Catalogue description Records of the Medical Branch, the Special Education Branch, and predecessors

Details of Division within ED
Reference: Division within ED
Title: Records of the Medical Branch, the Special Education Branch, and predecessors
Description:

Records reflecting the responsibilities of the Medical Branch, the Special Education Branch and successors, relating to special schools, nursery education, and the health and physical condition of school children, including files relating to handicapped children, evening play centres, school meals, school medical inspections and services, and social and physical training.

Registered files are in ED 50, ED 66 and ED 137.

Special school files are in ED 32, with files relating to the provision of special schools in ED 133.

Files relating to further education for handicapped persons are in ED 62, and files on the provision of boarding accommodation for handicapped children are in ED 122.

Evening play centre files are in ED 65, with files for nursery schools in ED 69.

General files relating to nursery education are in ED 102.

Files relating to the school meals service are in ED 123.

LEA files on social and physical training are in ED 101.

Papers of the Working Party on Educational Psychologists are in ED 130.

Date: 1872-1974
Related material:

LEA files on physical training are in ED 56

Separated material:

Medical Branch precedent files are included in ED 125

Legal status: Public Record(s)
Language: English
Creator:

Board of Education, Medical Branch, 1923-1944

Board of Education, Medical Department, 1907-1923

Department of Education and Science, Medical Branch, 1970-1972

Department of Education and Science, Special Education Branch, 1970-1972

Department of Education and Science, Special Services Branch, 1964-1970

Ministry of Education, Medical Branch, 1944-1948

Ministry of Education, Special Services Branch, 1948-1964

Physical description: 13 series
Administrative / biographical background:

Prior to 1907, although various special services for handicapped children had come within the Board of Education's field of responsibility under legislation of 1893 relating to blind and deaf children and of 1899 relating to defective and epileptic children, no special administrative arrangements had been made for the conduct of this business.

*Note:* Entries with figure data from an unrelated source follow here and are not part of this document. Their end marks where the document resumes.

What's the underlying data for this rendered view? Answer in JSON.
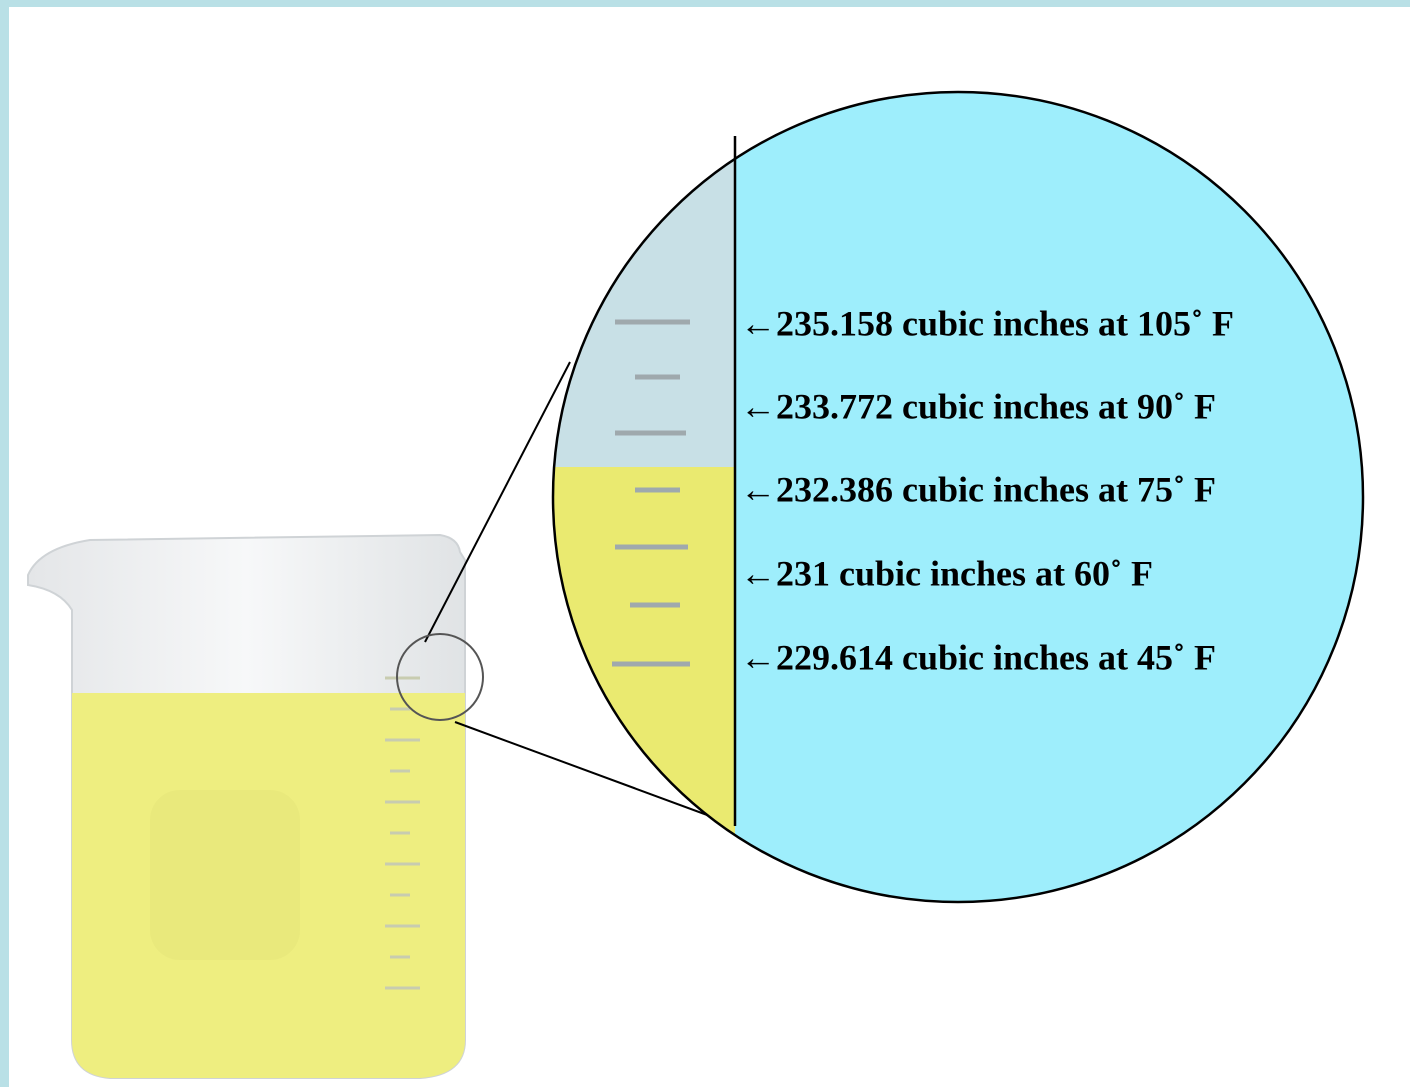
{
  "labels": [
    "←235.158 cubic inches at 105˚ F",
    "←233.772 cubic inches at 90˚ F",
    "←232.386 cubic inches at 75˚ F",
    "←231 cubic inches at 60˚ F",
    "←229.614 cubic inches at 45˚ F"
  ]
}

In 1907, the Education (Administrative Provisions) Act, section 13, laid upon the local education authority (LEA) 'the duty to provide for the medical inspection of children immediately before, or at the time of, or as soon as possible after, their admission to a public elementary school, and on such other occasions as the Board of Education may direct, and the power to make such arrangements as may be sanctioned by the Board of Education for attending to the health and physical condition of the children educated in public elementary schools.' The provisions of this act made it necessary for the board to employ professional medical staff and the Medical Branch was established in 1907 under a chief medical officer and given responsibility for the administration of all special services. The branch was responsible for the school medical service (even after statutory responsibility for it was transferred to the Ministry of Health in 1919). The provision of school meals and milk, the organisation and inspection of physical training, the supervision of evening play centres, maternity and infant welfare (until 1919 when these were transferred to the Ministry of Health), day nurseries and institutions providing post-elementary education for handicapped children were among its other responsibilities.

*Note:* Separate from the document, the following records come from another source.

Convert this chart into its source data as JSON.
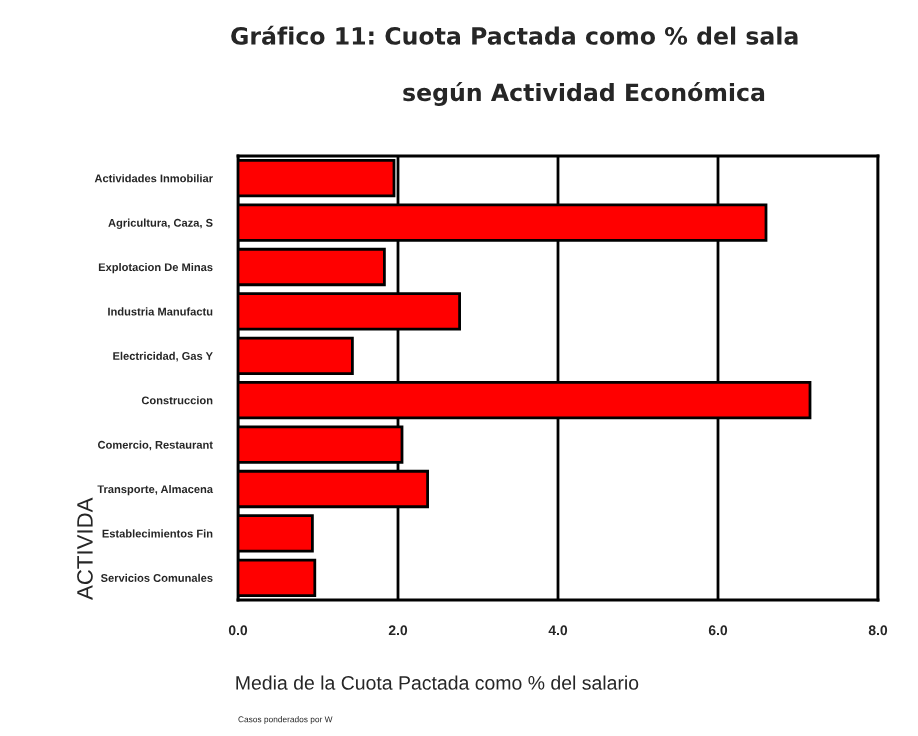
{
  "chart_data": {
    "type": "bar",
    "orientation": "horizontal",
    "title": "Gráfico 11: Cuota Pactada como % del sala",
    "subtitle": "según Actividad Económica",
    "xlabel": "Media de la Cuota Pactada como % del salario",
    "ylabel": "ACTIVIDA",
    "categories": [
      "Actividades Inmobiliar",
      "Agricultura, Caza, S",
      "Explotacion De Minas",
      "Industria Manufactu",
      "Electricidad, Gas Y",
      "Construccion",
      "Comercio, Restaurant",
      "Transporte, Almacena",
      "Establecimientos Fin",
      "Servicios Comunales"
    ],
    "values": [
      1.95,
      6.6,
      1.83,
      2.77,
      1.43,
      7.15,
      2.05,
      2.37,
      0.93,
      0.96
    ],
    "color": "#ff0000",
    "xlim": [
      0,
      8
    ],
    "xticks": [
      {
        "value": 0,
        "label": "0.0"
      },
      {
        "value": 2,
        "label": "2.0"
      },
      {
        "value": 4,
        "label": "4.0"
      },
      {
        "value": 6,
        "label": "6.0"
      },
      {
        "value": 8,
        "label": "8.0"
      }
    ],
    "grid": "x",
    "annotations": [
      "Casos ponderados por W"
    ]
  }
}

The 1907 Act made medical inspection of these children mandatory and provided for any necessary treatment to be provided by the LEAs. By the outbreak of war in 1939, LEAs were giving medical inspections at least three times during a child's school life and providing treatment for skin diseases, defective vision, dental disease and infected tonsils and adenoids, while many also ran clinics to treat ear infections, orthopaedic defects, squint, ringworm, heart disease and rheumatism and a few also provided child guidance clinics. LEAs were also responsible for identifying "exceptional" children (defined as blind, partially blind, deaf, partially deaf, crippled, delicate, mentally defective and epileptic) and for educating them in special schools. As far as was possible, the school medical service was maintained during the two world wars, but inevitably, especially during the Second World War, it suffered from shortages of staff and accommodation.

The Education (Provision of Meals) Act 1906 gave LEAs the right to provide premises for and assist the work of voluntary associations which had begun to provide meals and hot drinks for needy schoolchildren. If sufficient funds were not available the Authority, with the permission of the Board, was authorised to raise a rate of not more than half pence in the pound to defray expenses. The Milk Act 1934 made provision for the supply of milk, at first at a subsidised rate and from 1946, free. No very large expansion in the school meals service took place until the Second World War; but after temporary dislocation on the outbreak of war, it was soon recognised as the best way of ensuring that children got adequate food despite difficulties caused by rationing, mass evacuation and so on. Rapid expansion of the service followed, the Treasury bearing capital costs. The Education Act 1944 gave LEAs a statutory duty to provide school meals for all primary and secondary school pupils who wanted them and regulations set out the required standards. Full financial responsibility for the service passed to the LEAs in 1967.

After the Second World War the Medical Branch was renamed the Special Services Branch. In the early 1970s there were separate Special Education and Medical branches. After 1972, the Department's health functions were transferred to the National Health Service, with its special education functions transferred to one of the Department of Education and Science's three schools branches, the entire staff and time of one of these branches becoming occupied with special services.